Das Shetlandpony Maiglöckchen steht in seinem abgegrenzten Viereck in der Reithalle und wartet, was auf es zukommt. Unternehmensberater Rüdiger Rossmann, der noch nie mit Pferden zu tun hatte, nähert sich der Schimmel-Stute, streichelt sie am Hals und fordert sie auf mitzukommen. Das klappt ein paar Schritte, dann wendet sich das Pony ab, verliert das Interesse.

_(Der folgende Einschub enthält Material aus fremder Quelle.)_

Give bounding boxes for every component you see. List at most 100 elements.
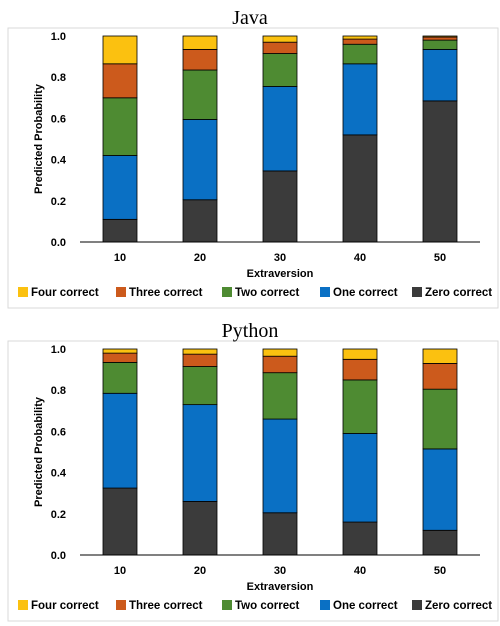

Karin Walz fragt nicht, was ist schiefgegangen, sondern: was ist passiert? Die Teilnehmer sollen beobachten, wahrnehmen, sich selbst einschätzen, ihr Tun reflektieren. Praxis und Theorie wechseln sich ab. Pferde kommunizieren nonverbal, und sie haben ein Gespür für Angst, Aggression, Unsicherheit und Desinteresse einerseits sowie für Zentriertheit, Offenheit, Interesse und Führungswille andererseits. Und deshalb entscheiden sie schnell, ob sie sich einem Menschen anvertrauen und sich führen lassen oder eben nicht.

Für die nächsten Übungen stellt Rita Müller den Shetlandpony-Hengst Henri vor. Nun ist die Aufgabe, das Pferd am Strick durch einen Parcours zu führen. Im nächsten Schritt geht der Mensch am Ende des Parcours über einen am Boden liegenden Stab, das Pony soll vor dem Stab anhalten. Und noch schwieriger wird es, wenn das Pferd beide Vorderbeine über den Stab stellen soll. Karin Walz macht es vor, gibt ein paar Tipps. Dennoch ist es selbst für Menschen mit Pferdeerfahrung schwierig, alle Übungen gemeinsam mit Henri auszuführen. 'Die Teilnehmer sollen ihre Führungspotenziale erkennen', nennt Karin Walz ein Ziel. Das Pony am Strick durch die Halle ziehen zu wollen, funktioniert nicht, das merken Teilnehmer sehr schnell. Es braucht eine klare Körpersprache, mentale Präsenz und Durchsetzungsstärke, aber auch Vertrauen, Respekt, Wertschätzung, Feingefühl und Teamgeist, um die Aufgaben mit dem Partner Pferd zu meistern.

Karin Walz erzählt von einem Bank-Vorstand, der mit einem Großpferd diese Übung sehr gut hinbekam. Mit einem Pony funktionierte sie gar nicht. Der Grund: er passte sein Tempo nicht den Möglichkeiten des 'tierischen Mitarbeiters' an. 'Später sagte er mir, wenn er das schon früher gemacht hätte, hätte er manchem Mitarbeiter einiges erspart.' Natürlich lasse sich das Führungsverhalten nicht eins zu eins vom Pferd auf Mitarbeiter übertragen, weiß Walz. Führungskräfte könnten mit dem Coach Pferd aber in die Lage versetzt werden, sich selbst besser wahrzunehmen und zu reflektieren, wie sie auf andere wirken. 'Und sie müssen mal aus ihrer Komfortzone heraus', nennt sie einen weiteren wichtigen Aspekt. In Deutschland sind Gerhard und Karin Krebs als Erste 1998 auf die Idee gekommen, Pferde als Trainer für Führungskräfte einzusetzen. Sie haben das sogenannte Horse-Dream-Konzept entwickelt und 2004 die Europäische Assoziation für pferdegestützte Aus- und Weiterbildung (EAHAE) gegründet. Sie hat mittlerweile weltweit mehr als 300 Mitglieder. Zu ihnen zählt auch Karin Walz.